Thank you for seeing this. I also agree that we need more whales. If more don’t show up, veBAL will end up being run by a few entities, many of whom seem quite centralised at the moment, and this is a far cry from the dream of a decentralised future for money that I think brought us all here.
That being said, large, long term HODLers, (should)have the most vested interest in ensuring that the economy remains healthy. Having a few entities black-holing most of the emissions into a pool no one else can really get good capture on can harkens back to the SPIDERMAN/BATMAN Roosh drama that was a big part of the whole short-lived solidly thing.
One or 2 whales trying to take over to support specific and limited interests in not healthy, and as a representative of a large veBAL HODLer that intends to get much larger, this is not where we want to see things go.
I think the DIGG conversation is about having some sort of an objective and sensible matrix that all gauges are applied to, both old and new. To govern gauge removals based on that. If this framework leads to killing gauges that no one thinks should be killed, or allowing 10s of percent of the total veBAL vote to be used to direct rewards in a manner that does not support a robust ecosystem with the most(or at least many) possible parties participating, it should be changed before further actions are taken.
Gauges can get problematic, and frankly too many gauges can just become very burdensome to manage.
So: I don’t think we should be talking about killing any gauges right now, and while I do not support this proposal. I do think @zekraken’s idea of coming together to discuss in more detail and build frameworks around what is healthy makes a lot of sense. Because of the way the system is structured, and there are no way to regulate emissions at the veBAL level, these frameworks will have to be enforced/maintained based on a combination of decisions about changing the operation of meta-governance layers like AURA and graviAURA to try to meet the requirement of a framework, and Balancer governance killing some gauges when that doesn’t work.

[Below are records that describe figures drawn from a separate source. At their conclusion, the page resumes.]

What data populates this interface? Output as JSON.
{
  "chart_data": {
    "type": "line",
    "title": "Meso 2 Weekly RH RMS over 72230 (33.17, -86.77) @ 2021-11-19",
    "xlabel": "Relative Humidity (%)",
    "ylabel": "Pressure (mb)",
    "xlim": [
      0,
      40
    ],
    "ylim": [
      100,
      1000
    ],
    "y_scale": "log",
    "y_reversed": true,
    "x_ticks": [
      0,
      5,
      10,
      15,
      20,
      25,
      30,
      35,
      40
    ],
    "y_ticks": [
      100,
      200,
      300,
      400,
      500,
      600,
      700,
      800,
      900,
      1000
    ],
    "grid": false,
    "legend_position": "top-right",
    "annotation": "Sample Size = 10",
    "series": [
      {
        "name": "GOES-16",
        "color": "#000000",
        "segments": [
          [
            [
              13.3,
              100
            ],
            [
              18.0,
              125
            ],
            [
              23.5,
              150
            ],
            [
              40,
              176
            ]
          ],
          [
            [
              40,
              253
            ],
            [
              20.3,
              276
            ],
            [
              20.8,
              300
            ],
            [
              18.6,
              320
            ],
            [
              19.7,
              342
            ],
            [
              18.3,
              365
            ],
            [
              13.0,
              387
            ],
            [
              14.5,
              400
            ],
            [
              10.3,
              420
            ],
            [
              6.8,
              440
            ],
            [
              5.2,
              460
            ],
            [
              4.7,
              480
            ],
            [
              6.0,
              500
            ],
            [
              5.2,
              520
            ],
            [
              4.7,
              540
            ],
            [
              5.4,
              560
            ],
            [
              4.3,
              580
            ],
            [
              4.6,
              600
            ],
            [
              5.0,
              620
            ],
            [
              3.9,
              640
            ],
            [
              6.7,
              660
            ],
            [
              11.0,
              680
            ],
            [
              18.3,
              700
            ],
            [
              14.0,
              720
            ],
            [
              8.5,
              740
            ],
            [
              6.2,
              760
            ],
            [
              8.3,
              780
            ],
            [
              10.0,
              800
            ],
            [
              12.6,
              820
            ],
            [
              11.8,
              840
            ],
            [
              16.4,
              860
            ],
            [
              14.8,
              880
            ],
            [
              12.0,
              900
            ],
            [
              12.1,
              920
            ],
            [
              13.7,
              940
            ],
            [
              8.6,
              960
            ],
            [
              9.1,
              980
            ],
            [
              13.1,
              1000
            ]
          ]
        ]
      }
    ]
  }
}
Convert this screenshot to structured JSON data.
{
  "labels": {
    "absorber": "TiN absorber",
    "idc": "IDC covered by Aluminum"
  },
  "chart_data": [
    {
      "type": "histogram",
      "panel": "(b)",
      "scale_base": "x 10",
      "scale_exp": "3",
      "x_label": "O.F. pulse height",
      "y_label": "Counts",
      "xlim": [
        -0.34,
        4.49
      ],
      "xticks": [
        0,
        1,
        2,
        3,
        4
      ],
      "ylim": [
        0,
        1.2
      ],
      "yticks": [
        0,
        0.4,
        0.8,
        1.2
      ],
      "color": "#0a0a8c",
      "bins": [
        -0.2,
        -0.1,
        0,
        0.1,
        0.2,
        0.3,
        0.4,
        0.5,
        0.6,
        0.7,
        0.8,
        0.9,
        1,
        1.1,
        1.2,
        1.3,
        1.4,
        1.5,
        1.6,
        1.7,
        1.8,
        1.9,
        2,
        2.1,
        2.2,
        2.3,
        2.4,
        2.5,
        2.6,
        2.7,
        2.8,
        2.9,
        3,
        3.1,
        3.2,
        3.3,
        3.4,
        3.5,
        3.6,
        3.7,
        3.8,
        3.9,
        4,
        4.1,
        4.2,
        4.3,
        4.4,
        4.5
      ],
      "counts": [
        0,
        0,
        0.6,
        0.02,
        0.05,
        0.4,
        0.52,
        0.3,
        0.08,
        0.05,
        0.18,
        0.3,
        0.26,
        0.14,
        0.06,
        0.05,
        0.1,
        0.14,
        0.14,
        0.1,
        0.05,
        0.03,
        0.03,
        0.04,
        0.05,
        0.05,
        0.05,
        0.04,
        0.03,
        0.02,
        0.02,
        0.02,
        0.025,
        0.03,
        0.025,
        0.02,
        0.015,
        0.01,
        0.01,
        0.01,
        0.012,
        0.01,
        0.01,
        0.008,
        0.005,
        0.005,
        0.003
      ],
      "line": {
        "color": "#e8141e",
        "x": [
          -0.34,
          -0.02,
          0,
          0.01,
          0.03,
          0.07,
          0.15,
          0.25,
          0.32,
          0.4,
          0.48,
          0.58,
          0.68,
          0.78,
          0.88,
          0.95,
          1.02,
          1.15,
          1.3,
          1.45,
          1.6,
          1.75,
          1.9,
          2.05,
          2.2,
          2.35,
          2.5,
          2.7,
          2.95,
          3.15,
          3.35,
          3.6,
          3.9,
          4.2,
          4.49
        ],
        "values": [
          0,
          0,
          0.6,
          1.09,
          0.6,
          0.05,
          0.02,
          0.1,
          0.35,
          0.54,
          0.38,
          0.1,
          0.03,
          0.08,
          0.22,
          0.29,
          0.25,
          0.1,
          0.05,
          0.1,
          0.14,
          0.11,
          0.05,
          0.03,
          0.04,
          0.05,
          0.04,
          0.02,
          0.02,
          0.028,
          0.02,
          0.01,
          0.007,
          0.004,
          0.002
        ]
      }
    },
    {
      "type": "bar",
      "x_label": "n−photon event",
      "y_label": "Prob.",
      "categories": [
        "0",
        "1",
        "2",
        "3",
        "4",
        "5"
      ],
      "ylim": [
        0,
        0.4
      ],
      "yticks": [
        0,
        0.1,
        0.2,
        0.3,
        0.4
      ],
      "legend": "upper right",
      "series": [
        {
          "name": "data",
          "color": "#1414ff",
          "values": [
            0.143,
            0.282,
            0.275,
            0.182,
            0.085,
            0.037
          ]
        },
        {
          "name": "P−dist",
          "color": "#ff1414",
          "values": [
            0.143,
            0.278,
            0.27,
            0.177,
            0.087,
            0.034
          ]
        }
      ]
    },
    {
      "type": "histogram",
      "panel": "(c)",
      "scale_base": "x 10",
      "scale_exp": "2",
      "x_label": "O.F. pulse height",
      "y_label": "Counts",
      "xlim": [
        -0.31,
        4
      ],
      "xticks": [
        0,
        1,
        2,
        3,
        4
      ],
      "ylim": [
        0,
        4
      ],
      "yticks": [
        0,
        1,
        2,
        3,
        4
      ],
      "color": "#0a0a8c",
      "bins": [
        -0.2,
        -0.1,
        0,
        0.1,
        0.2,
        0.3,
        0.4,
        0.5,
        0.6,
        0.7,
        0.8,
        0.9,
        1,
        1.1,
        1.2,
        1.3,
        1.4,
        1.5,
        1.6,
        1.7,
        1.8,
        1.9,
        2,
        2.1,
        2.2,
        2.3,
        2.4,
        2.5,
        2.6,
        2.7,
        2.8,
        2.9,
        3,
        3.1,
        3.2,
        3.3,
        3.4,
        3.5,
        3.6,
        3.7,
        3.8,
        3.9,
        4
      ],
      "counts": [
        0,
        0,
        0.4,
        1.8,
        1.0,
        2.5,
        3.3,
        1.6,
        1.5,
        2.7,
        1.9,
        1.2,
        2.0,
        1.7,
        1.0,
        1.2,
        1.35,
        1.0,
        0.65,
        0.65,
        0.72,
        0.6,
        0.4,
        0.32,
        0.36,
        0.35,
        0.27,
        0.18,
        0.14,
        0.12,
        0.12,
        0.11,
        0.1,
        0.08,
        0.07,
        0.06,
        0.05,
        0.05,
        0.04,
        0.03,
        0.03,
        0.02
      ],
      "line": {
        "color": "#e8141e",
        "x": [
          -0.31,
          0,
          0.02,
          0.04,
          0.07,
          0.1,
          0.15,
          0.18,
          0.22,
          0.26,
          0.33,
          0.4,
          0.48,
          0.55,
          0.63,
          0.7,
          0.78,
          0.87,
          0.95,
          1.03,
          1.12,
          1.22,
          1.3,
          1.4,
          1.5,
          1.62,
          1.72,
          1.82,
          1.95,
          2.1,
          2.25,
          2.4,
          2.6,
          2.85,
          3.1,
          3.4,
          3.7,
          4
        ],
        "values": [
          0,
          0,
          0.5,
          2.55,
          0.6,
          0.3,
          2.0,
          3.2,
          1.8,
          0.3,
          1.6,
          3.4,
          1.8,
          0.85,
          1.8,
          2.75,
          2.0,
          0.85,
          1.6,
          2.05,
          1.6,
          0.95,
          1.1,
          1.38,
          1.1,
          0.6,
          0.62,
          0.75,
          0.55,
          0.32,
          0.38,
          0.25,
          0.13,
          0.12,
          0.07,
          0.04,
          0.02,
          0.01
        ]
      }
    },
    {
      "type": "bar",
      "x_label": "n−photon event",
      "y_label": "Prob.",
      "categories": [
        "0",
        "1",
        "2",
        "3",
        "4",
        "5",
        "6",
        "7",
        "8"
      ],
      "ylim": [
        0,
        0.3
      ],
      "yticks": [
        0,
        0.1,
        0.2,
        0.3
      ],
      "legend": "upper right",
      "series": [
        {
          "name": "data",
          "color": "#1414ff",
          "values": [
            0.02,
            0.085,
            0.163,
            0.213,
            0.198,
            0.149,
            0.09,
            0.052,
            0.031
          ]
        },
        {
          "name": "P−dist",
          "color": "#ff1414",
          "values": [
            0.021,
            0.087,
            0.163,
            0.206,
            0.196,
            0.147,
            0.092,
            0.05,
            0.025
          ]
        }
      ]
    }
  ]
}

I think there are really 2 issues that should be addressed, and I suggest someone put more time into thinking it through and we maybe discuss it in a less pointed thread.
1: There are too many gauges, and many of them seem to go week after week with no, or close to no votes. It creates bad UX and eventually will break snapshot or something
2: There are some gauges that have very few participants, unimpressive trading volume, but are receiving a substantial portion of systemwide emissions. To me it’s less about fees, and more about making sure everyone has a chance to Farm the good stuff and that Balancer governance is being more widely distributed.
As I said, I like the direction this is going, and I like these conversations.
Here was our first attempt at BADGER to deal with our own system not spinning out of control, which was prompted by @solarcurve’s concerns on the graviAURA/auraBAL/ETH gauge vote:
https://badger.com/gravity-news/graviaura-regulation
Note that this is currently a flexible policy space governed by a council elected by Badger Token HODLers, who have all been long standing members of our community and share values of partner-first, ecosystem centric BUIDLing.
As we learn and understand more and have good frameworks and models that have been validated by real world use and tested against extreme scenarios in planning exercise, we can move towards more fixed governance to be voted on by token HODLers. Also note that only 2 of the 7 Badger Councillors are on the core team or do significant other work for BADGER, so they are quite independent.
Also note that the stated objectives are to balance supporting a healthy ecosystem and generating revenue for the DAO. This document also takes into account that things need time to develop and manifest themselves.